Thanks Lucian. Not too bad this week, apart from obscure things like TET (no, me neither). Also, in the paper version of the crossword, SHOW-STOPPER isn’t shown as being hyphenated. Yellow card, typesetter.
Re 52a, I think the definition is actually WHAT INDICATES REQUIREMENT. The caret, which looks a bit like an inverted lower-case y, is used in proofreading to indicate where an additional letter, word or phrase needs to be inserted into the existing text. Hope this helps.

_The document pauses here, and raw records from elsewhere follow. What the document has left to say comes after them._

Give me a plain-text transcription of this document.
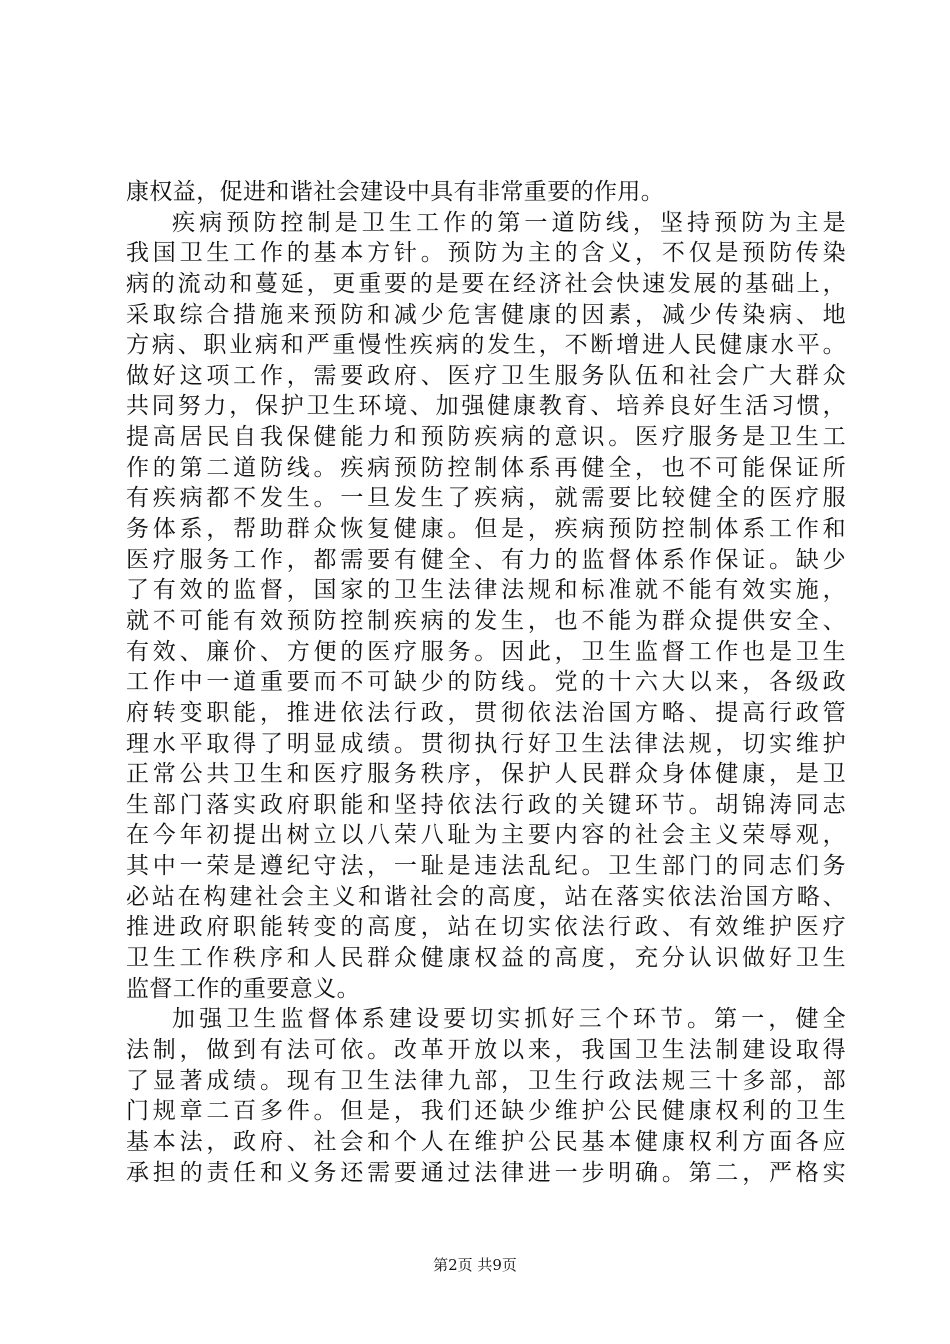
康权益，促进和谐社会建设中具有非常重要的作用。
疾病预防控制是卫生工作的第一道防线，坚持预防为主是
我国卫生工作的基本方针。预防为主的含义，不仅是预防传染
病的流动和蔓延，更重要的是要在经济社会快速发展的基础上，
采取综合措施来预防和减少危害健康的因素，减少传染病、地
方病、职业病和严重慢性疾病的发生，不断增进人民健康水平。
做好这项工作，需要政府、医疗卫生服务队伍和社会广大群众
共同努力，保护卫生环境、加强健康教育、培养良好生活习惯，
提高居民自我保健能力和预防疾病的意识。医疗服务是卫生工
作的第二道防线。疾病预防控制体系再健全，也不可能保证所
有疾病都不发生。一旦发生了疾病，就需要比较健全的医疗服
务体系，帮助群众恢复健康。但是，疾病预防控制体系工作和
医疗服务工作，都需要有健全、有力的监督体系作保证。缺少
了有效的监督，国家的卫生法律法规和标准就不能有效实施，
就不可能有效预防控制疾病的发生，也不能为群众提供安全、
有效、廉价、方便的医疗服务。因此，卫生监督工作也是卫生
工作中一道重要而不可缺少的防线。党的十六大以来，各级政
府转变职能，推进依法行政，贯彻依法治国方略、提高行政管
理水平取得了明显成绩。贯彻执行好卫生法律法规，切实维护
正常公共卫生和医疗服务秩序，保护人民群众身体健康，是卫
生部门落实政府职能和坚持依法行政的关键环节。胡锦涛同志
在今年初提出树立以八荣八耻为主要内容的社会主义荣辱观，
其中一荣是遵纪守法，一耻是违法乱纪。卫生部门的同志们务
必站在构建社会主义和谐社会的高度，站在落实依法治国方略、
推进政府职能转变的高度，站在切实依法行政、有效维护医疗
卫生工作秩序和人民群众健康权益的高度，充分认识做好卫生
监督工作的重要意义。
加强卫生监督体系建设要切实抓好三个环节。第一，健全
法制，做到有法可依。改革开放以来，我国卫生法制建设取得
了显著成绩。现有卫生法律九部，卫生行政法规三十多部，部
门规章二百多件。但是，我们还缺少维护公民健康权利的卫生
基本法，政府、社会和个人在维护公民基本健康权利方面各应
承担的责任和义务还需要通过法律进一步明确。第二，严格实
第2页 共9页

Take care, and stay safe. SB
Good call, Sue. I’ve now updated the post to clarify this. Thanks, and keep well – LP
Just a minor correction: Answer to 30 Across should be INSENTIENCE, as indicated by the explanation.
Good catch, Bertie. Thanks for that. I’ve now corrected the post. Cheers! – LP
Thanks, Lucian. Some nice clues this week, particularly Heath Robinson & my favourite, Developing Countries. Re 3d Octet, you may have heard of the Tet Offensive of 1968 which was a surprise attack by the North Vietnamese against the South, launched during the Vietnamese New Year. Or you may not. Cheers
Agreed, a good one. I’m sure we don’t appreciate setters nearly enough! Just a few I knew I had but couldn’t fully parse, including 1ac, which WAS a problem – but easy when your elucidations to hand!! Thanks and best wishes.
Thanks Lucian, always check in and love this site. I think the parsing of 13 Ac. might be SHOOT IN GRANGE, a photo session being a shoot, and a farm being a grange. Both solutions work though.
If I remember correctly, our pre-decimal coinage was L.S.D. derived from old Roman coins Libra, Sestertii and Denari.
Are India and Pakistan really developing countries? Their civilisation is older than ours!